本実施形態では、図35のような結膜の形状を考慮して、図34のような周方向リフト量:Δxが周辺部24のレンズ後面20に設定されている。即ち、角膜中心に対する深さが大きくなっている耳下側(θ=225)が、レンズ幾何中心軸12方向において最も後面(基準面20a)とされており、要するにリフト量:Δxが0とされる。一方、角膜中心に対する深さが小さくなっている鼻上側(θ=45)においては、所定のリフト量:Δxが設定されている。
図6(b)に示されるように、平均的な人眼の結膜の表面形状は鼻側(θ=0,360)から鼻上側(θ=45)にかけて相対的に***している。また一方、耳下側(θ=225)では相対的に深さが大きくなっている。従って、前述のような形状とされた本実施形態のコンタクトレンズの周辺部24におけるレンズ後面20は、平均的な人眼の結膜の表面形状に更に一層対応しており、より一層の装用感の向上が図られ得る。

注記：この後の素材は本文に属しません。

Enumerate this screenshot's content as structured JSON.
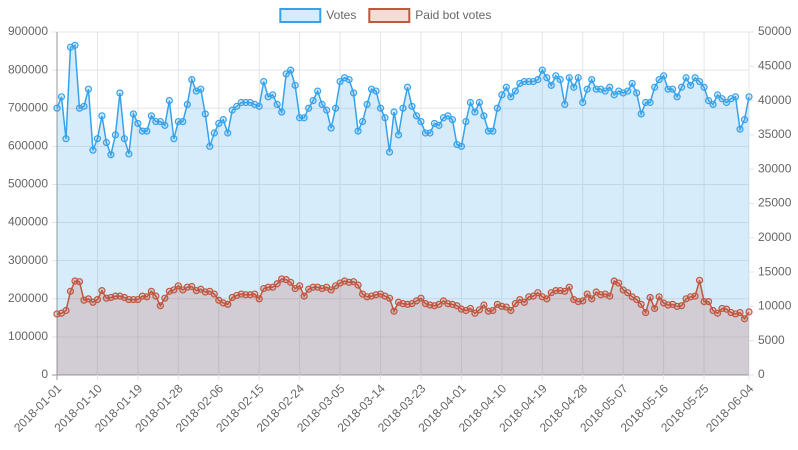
{
  "chart_data": {
    "type": "line",
    "categories": [
      "2018-01-01",
      null,
      null,
      null,
      null,
      null,
      null,
      null,
      null,
      "2018-01-10",
      null,
      null,
      null,
      null,
      null,
      null,
      null,
      null,
      "2018-01-19",
      null,
      null,
      null,
      null,
      null,
      null,
      null,
      null,
      "2018-01-28",
      null,
      null,
      null,
      null,
      null,
      null,
      null,
      null,
      "2018-02-06",
      null,
      null,
      null,
      null,
      null,
      null,
      null,
      null,
      "2018-02-15",
      null,
      null,
      null,
      null,
      null,
      null,
      null,
      null,
      "2018-02-24",
      null,
      null,
      null,
      null,
      null,
      null,
      null,
      null,
      "2018-03-05",
      null,
      null,
      null,
      null,
      null,
      null,
      null,
      null,
      "2018-03-14",
      null,
      null,
      null,
      null,
      null,
      null,
      null,
      null,
      "2018-03-23",
      null,
      null,
      null,
      null,
      null,
      null,
      null,
      null,
      "2018-04-01",
      null,
      null,
      null,
      null,
      null,
      null,
      null,
      null,
      "2018-04-10",
      null,
      null,
      null,
      null,
      null,
      null,
      null,
      null,
      "2018-04-19",
      null,
      null,
      null,
      null,
      null,
      null,
      null,
      null,
      "2018-04-28",
      null,
      null,
      null,
      null,
      null,
      null,
      null,
      null,
      "2018-05-07",
      null,
      null,
      null,
      null,
      null,
      null,
      null,
      null,
      "2018-05-16",
      null,
      null,
      null,
      null,
      null,
      null,
      null,
      null,
      "2018-05-25",
      null,
      null,
      null,
      null,
      null,
      null,
      null,
      null,
      null,
      "2018-06-04"
    ],
    "series": [
      {
        "name": "Votes",
        "color": "#36a2eb",
        "fill": "rgba(54,162,235,0.2)",
        "axis": "y",
        "values": [
          700000,
          730000,
          620000,
          860000,
          865000,
          700000,
          705000,
          750000,
          590000,
          620000,
          680000,
          610000,
          578000,
          630000,
          740000,
          620000,
          580000,
          685000,
          660000,
          640000,
          640000,
          680000,
          665000,
          665000,
          655000,
          720000,
          620000,
          665000,
          665000,
          710000,
          775000,
          745000,
          750000,
          685000,
          600000,
          635000,
          660000,
          670000,
          635000,
          695000,
          705000,
          715000,
          715000,
          715000,
          710000,
          705000,
          770000,
          730000,
          735000,
          710000,
          690000,
          790000,
          800000,
          760000,
          675000,
          675000,
          700000,
          720000,
          745000,
          710000,
          695000,
          648000,
          700000,
          770000,
          780000,
          775000,
          740000,
          640000,
          665000,
          710000,
          750000,
          745000,
          700000,
          675000,
          585000,
          690000,
          630000,
          700000,
          755000,
          705000,
          680000,
          665000,
          635000,
          635000,
          660000,
          655000,
          675000,
          680000,
          670000,
          605000,
          600000,
          665000,
          715000,
          690000,
          715000,
          680000,
          640000,
          640000,
          700000,
          735000,
          755000,
          730000,
          745000,
          765000,
          770000,
          770000,
          770000,
          775000,
          800000,
          780000,
          760000,
          785000,
          775000,
          710000,
          780000,
          755000,
          780000,
          715000,
          750000,
          775000,
          750000,
          750000,
          745000,
          755000,
          735000,
          745000,
          740000,
          745000,
          765000,
          740000,
          685000,
          715000,
          715000,
          755000,
          775000,
          785000,
          750000,
          750000,
          730000,
          755000,
          780000,
          760000,
          780000,
          770000,
          755000,
          720000,
          710000,
          735000,
          725000,
          715000,
          725000,
          730000,
          645000,
          670000,
          730000
        ]
      },
      {
        "name": "Paid bot votes",
        "color": "#c0573f",
        "fill": "rgba(192,87,63,0.2)",
        "axis": "y2",
        "values": [
          8900,
          9000,
          9400,
          12200,
          13700,
          13600,
          10900,
          11100,
          10600,
          11000,
          12300,
          11200,
          11300,
          11500,
          11500,
          11300,
          11000,
          11000,
          11000,
          11500,
          11400,
          12200,
          11500,
          10100,
          11200,
          12200,
          12400,
          13000,
          12400,
          12800,
          12900,
          12300,
          12500,
          12100,
          12200,
          11800,
          10900,
          10500,
          10300,
          11300,
          11600,
          11800,
          11700,
          11700,
          11800,
          11100,
          12600,
          12800,
          12800,
          13300,
          14000,
          13900,
          13500,
          12600,
          13000,
          11500,
          12500,
          12800,
          12800,
          12600,
          12800,
          12400,
          13000,
          13400,
          13700,
          13500,
          13600,
          13100,
          11800,
          11400,
          11500,
          11700,
          11800,
          11500,
          11200,
          9300,
          10600,
          10400,
          10300,
          10400,
          10800,
          11200,
          10400,
          10200,
          10100,
          10300,
          10800,
          10400,
          10300,
          10100,
          9600,
          9400,
          9700,
          9000,
          9500,
          10200,
          9300,
          9400,
          10300,
          10000,
          9900,
          9400,
          10400,
          11000,
          10600,
          11400,
          11500,
          12000,
          11400,
          11100,
          12000,
          12300,
          12300,
          12200,
          12800,
          11000,
          10700,
          10800,
          11800,
          11100,
          12100,
          11700,
          11800,
          11500,
          13700,
          13400,
          12400,
          12000,
          11400,
          11000,
          10300,
          9100,
          11300,
          9700,
          11400,
          10500,
          10200,
          10300,
          10000,
          10100,
          11100,
          11400,
          11500,
          13800,
          10700,
          10700,
          9400,
          9000,
          9700,
          9600,
          9100,
          8900,
          9100,
          8200,
          9200
        ]
      }
    ],
    "ylim": [
      0,
      900000
    ],
    "yticks": [
      0,
      100000,
      200000,
      300000,
      400000,
      500000,
      600000,
      700000,
      800000,
      900000
    ],
    "y2lim": [
      0,
      50000
    ],
    "y2ticks": [
      0,
      5000,
      10000,
      15000,
      20000,
      25000,
      30000,
      35000,
      40000,
      45000,
      50000
    ],
    "grid": true,
    "legend": "top"
  }
}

その他、一々列挙はしないが、本発明は、当業者の知識に基づいて種々なる変更,修正,改良等を加えた態様において実施され得るものであり、また、そのような実施態様が、本発明の趣旨を逸脱しない限り、何れも、本発明の範囲内に含まれるものであることは、言うまでもない。
さらに、前記実施形態の各態様は任意に組み合わせることが可能である。例えば、前記第五〜第七の実施形態のような装用状態で上下非対称とされるコンタクトレンズに、前記第二の実施形態等で採用されているエッジリフトを組み合わせる等をしても良い。
また、前記実施形態の各コンタクトレンズには、必要に応じて、レンズの周方向位置を判別するためのガイドマークが付され得る。このガイドマークはコンタクトレンズ使用者の視界や装用感に影響を与えることなく、且つ目視により視認可能であれば、特に限定されるものではないが、例えば顔料等によるドット状のマーク等が挙げられる。これにより、コンタクトレンズ使用者が本発明に従うコンタクトレンズを装用する際に、上下或いは左右の判別を容易に行うことが出来る。このように、コンタクトレンズの装用状態での方向とは、コンタクトレンズ使用者が装用することのみによって判別されるものではなく、非装用状態であってもガイドマーク等により判別可能である。
更にまた、前記実施形態では、薄肉部30および厚肉部32におけるレンズ前面18の形状は対応するレンズ後面20の形状と略同様とされており、これにより、それぞれの周辺部レンズ厚さ:tが一定とされていた。本発明は、この形状に限定されるものではなく、必ずしも薄肉部30および厚肉部32における周辺部レンズ厚さ:tが一定とされている必要はない。即ち、薄肉部30および厚肉部32は、周方向において、厚さが変化していても良い。
また、前記実施形態においては、コンタクトレンズとして真円のものが示されているが、これに限定されず、楕円形であっても良い。更にまた、レンズの外周の一部を弦方向に直線形状とした、トランケーション法によるレンズについても、本発明は実施可能である。